One possibility given only that constraint would be to use a different mangling for H functions and D functions, but mangle HD and unattributed functions the same.

I guess using a different mangling for both H and D functions, rather than just for D functions, is in some sense more consistent. But this would also be very subtle: We'd be saying, non-constexpr H and unattributed are identical, *except* for their mangled names.

It seems like we have the following constraint: on host, no attributes must mangle the same as __host__ __device__ and constexpr (and probably __global__?).

Yes to __host__ __device__ and constexpr. Unsure about __global__, but let's also say yes for now, to be conservative.

Are there any others?

An existing assumption is that __host__ is identical to unattributed. Probably makes sense to keep that one around for now if we can (modulo changes to unattributed constexpr), as it makes things simpler.

OK, that makes things pretty easy (though we don't get the answer we might want): unattributed must be mangled the same as H and HD, so we cannot support overloading H and HD.

What do we need to do to be ABI-compatible with NVCC? (And is that possible if we allow __host__ to overload __host__ __device__?)

NVCC doesn't apply any special mangling to D or HD functions, so I think maintaining naming compatibility means, basically, not screwing with mangled names based on attributes.

That suggests, to your second question, that it's not possible to maintain ABI compatibility if we allow D or H to overload HD.

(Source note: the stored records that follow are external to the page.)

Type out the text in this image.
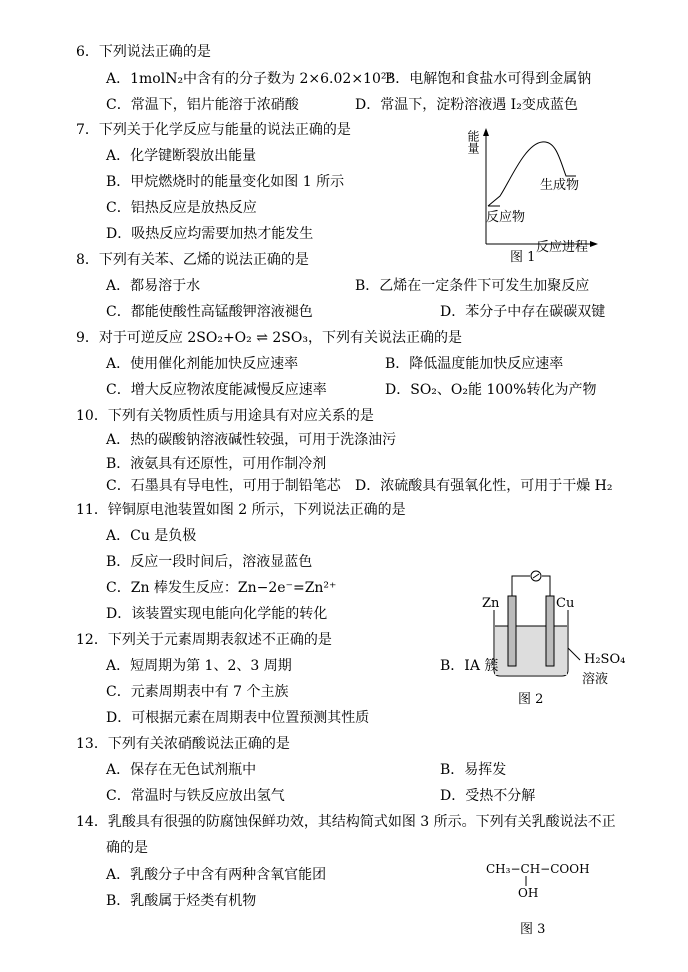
6．下列说法正确的是
A．1molN₂中含有的分子数为 2×6.02×10²³
B．电解饱和食盐水可得到金属钠
C．常温下，铝片能溶于浓硝酸	D．常温下，淀粉溶液遇 I₂变成蓝色
7．下列关于化学反应与能量的说法正确的是
A．化学键断裂放出能量
B．甲烷燃烧时的能量变化如图 1 所示
C．铝热反应是放热反应
D．吸热反应均需要加热才能发生
能量
生成物
反应物
反应进程
图 1
8．下列有关苯、乙烯的说法正确的是
A．都易溶于水	B．乙烯在一定条件下可发生加聚反应
C．都能使酸性高锰酸钾溶液褪色	D．苯分子中存在碳碳双键
9．对于可逆反应 2SO₂+O₂ ⇌ 2SO₃，下列有关说法正确的是
A．使用催化剂能加快反应速率	B．降低温度能加快反应速率
C．增大反应物浓度能减慢反应速率	D．SO₂、O₂能 100%转化为产物
10．下列有关物质性质与用途具有对应关系的是
A．热的碳酸钠溶液碱性较强，可用于洗涤油污
B．液氨具有还原性，可用作制冷剂
C．石墨具有导电性，可用于制铅笔芯 D．浓硫酸具有强氧化性，可用于干燥 H₂
11．锌铜原电池装置如图 2 所示，下列说法正确的是
A．Cu 是负极
B．反应一段时间后，溶液显蓝色
C．Zn 棒发生反应：Zn−2e⁻=Zn²⁺
D．该装置实现电能向化学能的转化
Zn	Cu
H₂SO₄
溶液
图 2
12．下列关于元素周期表叙述不正确的是
A．短周期为第 1、2、3 周期	B．ⅠA 簇
C．元素周期表中有 7 个主族
D．可根据元素在周期表中位置预测其性质
13．下列有关浓硝酸说法正确的是
A．保存在无色试剂瓶中	B．易挥发
C．常温时与铁反应放出氢气	D．受热不分解
14．乳酸具有很强的防腐蚀保鲜功效，其结构简式如图 3 所示。下列有关乳酸说法不正
确的是
A．乳酸分子中含有两种含氧官能团
B．乳酸属于烃类有机物
CH₃−CH−COOH
OH
图 3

OK, so the question for you is, how much ABI compatibility with NVCC are you prepared to give up in order to allow HD / D overloading and HD / H overloading?

One possibility given only that constraint would be to use a different mangling for H functions and D functions, but mangle HD and unattributed functions the same.

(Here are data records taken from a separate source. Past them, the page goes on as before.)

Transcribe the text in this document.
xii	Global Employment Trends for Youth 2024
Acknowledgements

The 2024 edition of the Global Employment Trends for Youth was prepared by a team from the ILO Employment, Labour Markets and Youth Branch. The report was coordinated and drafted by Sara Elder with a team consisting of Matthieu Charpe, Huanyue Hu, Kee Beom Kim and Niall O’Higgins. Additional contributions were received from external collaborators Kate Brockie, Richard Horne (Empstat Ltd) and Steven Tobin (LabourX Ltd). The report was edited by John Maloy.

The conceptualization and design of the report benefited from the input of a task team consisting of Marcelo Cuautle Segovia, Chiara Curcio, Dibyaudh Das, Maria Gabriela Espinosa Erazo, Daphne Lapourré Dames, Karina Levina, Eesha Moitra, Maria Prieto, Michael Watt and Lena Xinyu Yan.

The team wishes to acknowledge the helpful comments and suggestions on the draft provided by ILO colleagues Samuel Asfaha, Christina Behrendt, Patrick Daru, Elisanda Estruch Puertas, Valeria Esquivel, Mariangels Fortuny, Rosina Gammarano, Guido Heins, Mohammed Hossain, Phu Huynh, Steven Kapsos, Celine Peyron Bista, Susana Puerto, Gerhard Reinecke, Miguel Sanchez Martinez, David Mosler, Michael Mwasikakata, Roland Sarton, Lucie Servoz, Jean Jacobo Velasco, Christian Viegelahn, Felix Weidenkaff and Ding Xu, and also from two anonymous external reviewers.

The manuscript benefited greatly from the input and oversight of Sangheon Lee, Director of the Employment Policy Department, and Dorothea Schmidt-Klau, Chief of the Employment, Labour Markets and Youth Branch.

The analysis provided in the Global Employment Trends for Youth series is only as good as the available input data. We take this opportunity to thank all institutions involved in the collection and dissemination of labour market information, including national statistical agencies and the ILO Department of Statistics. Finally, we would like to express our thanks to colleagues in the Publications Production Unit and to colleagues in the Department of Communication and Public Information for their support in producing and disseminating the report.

I guess using a different mangling for both H and D functions, rather than just for D functions, is in some sense more consistent. But this would also be very subtle: We'd be saying, non-constexpr H and unattributed are identical, *except* for their mangled names.

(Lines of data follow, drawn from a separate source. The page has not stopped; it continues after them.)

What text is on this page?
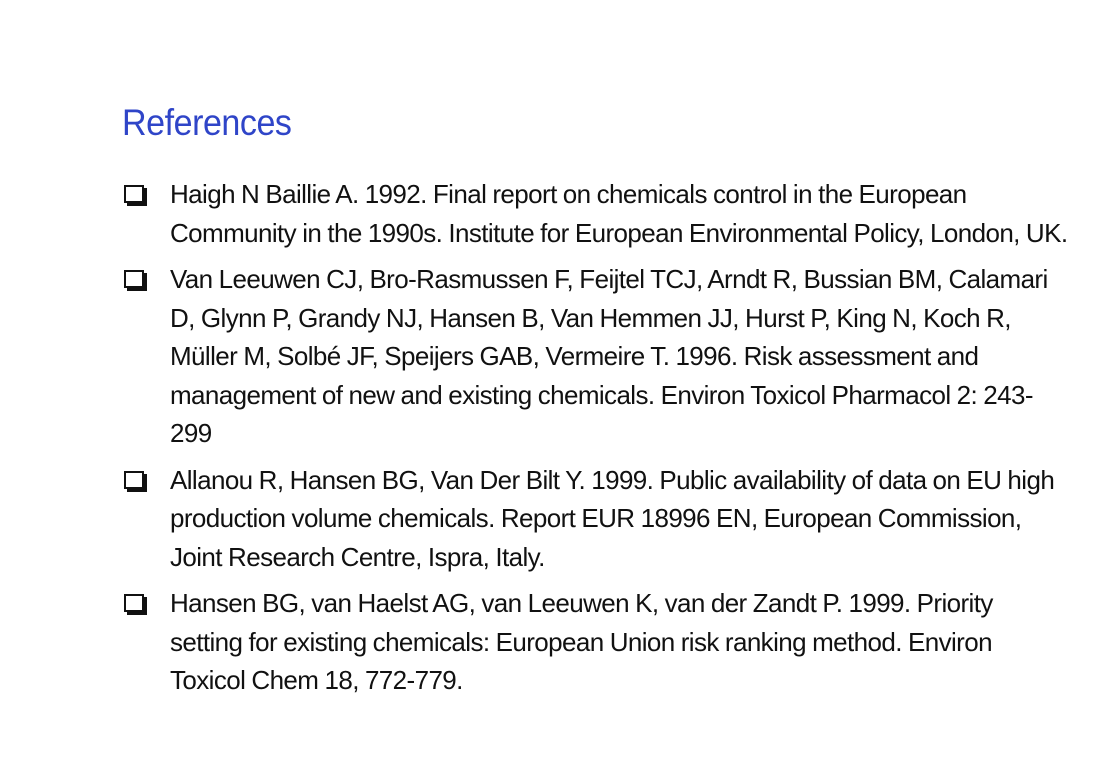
References
Haigh N Baillie A. 1992. Final report on chemicals control in the European Community in the 1990s. Institute for European Environmental Policy, London, UK.
Van Leeuwen CJ, Bro-Rasmussen F, Feijtel TCJ, Arndt R, Bussian BM, Calamari D, Glynn P, Grandy NJ, Hansen B, Van Hemmen JJ, Hurst P, King N, Koch R, Müller M, Solbé JF, Speijers GAB, Vermeire T. 1996. Risk assessment and management of new and existing chemicals. Environ Toxicol Pharmacol 2: 243-299
Allanou R, Hansen BG, Van Der Bilt Y. 1999. Public availability of data on EU high production volume chemicals. Report EUR 18996 EN, European Commission, Joint Research Centre, Ispra, Italy.
Hansen BG, van Haelst AG, van Leeuwen K, van der Zandt P. 1999. Priority setting for existing chemicals: European Union risk ranking method. Environ Toxicol Chem 18, 772-779.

Yes, that seems like a good argument for mangling H the same as unattributed.

OK, so the question for you is, how much ABI compatibility with NVCC are you prepared to give up in order to allow HD / D overloading and HD / H overloading?

At the moment, getting this feature to work seems more important than maintaining ABI compatibility with NVCC. But I cannot confidently assign a probability to how likely it will be at some point in the future that we'll want this ABI compatibility. I really don't know.

So, that's one option. Here's another:

The motivation behind this one is, we have this pie-in-the-sky notion that, morally, device code should be able to call anything it wants. Only if we cannot codegen for device a function transitively invoked by a device function will we error out. constexpr-is-implicitly-HD is a step towards this more ambitious goal.

Setting aside the constexpr bit, it seems to me that when we codegen an unattributed function for device, we should mark the function as having internal linkage (or whatever the thing is called such that it's not visible from other TUs). The reason is, other TUs cannot rely on this function being present in the first object file, because the function is only generated on-demand. If you want to call an HD function defined in another .cu file, then the header in both files needs to explicitly define it as HD.

If that is true -- that unattributed functions which we codegen for device can/should be made internal -- then the mangling of those names has no bearing on ABI compatibility. So we could say, no explicit-HD / D or explicit-HD / H overloading, but *implicit*-HD / D overloading is OK, and we will mangle implicit-HD functions differently to allow this.

Does that sound like it might work?

jlebar abandoned this revision.Mar 28 2016, 6:49 PM

New plan, R2: Let nvcc win.

After much discussion, we're abandoning this because we want to maintain abi compatibility with nvcc. I'm about to upload a revised approach to D18380 that won't require this.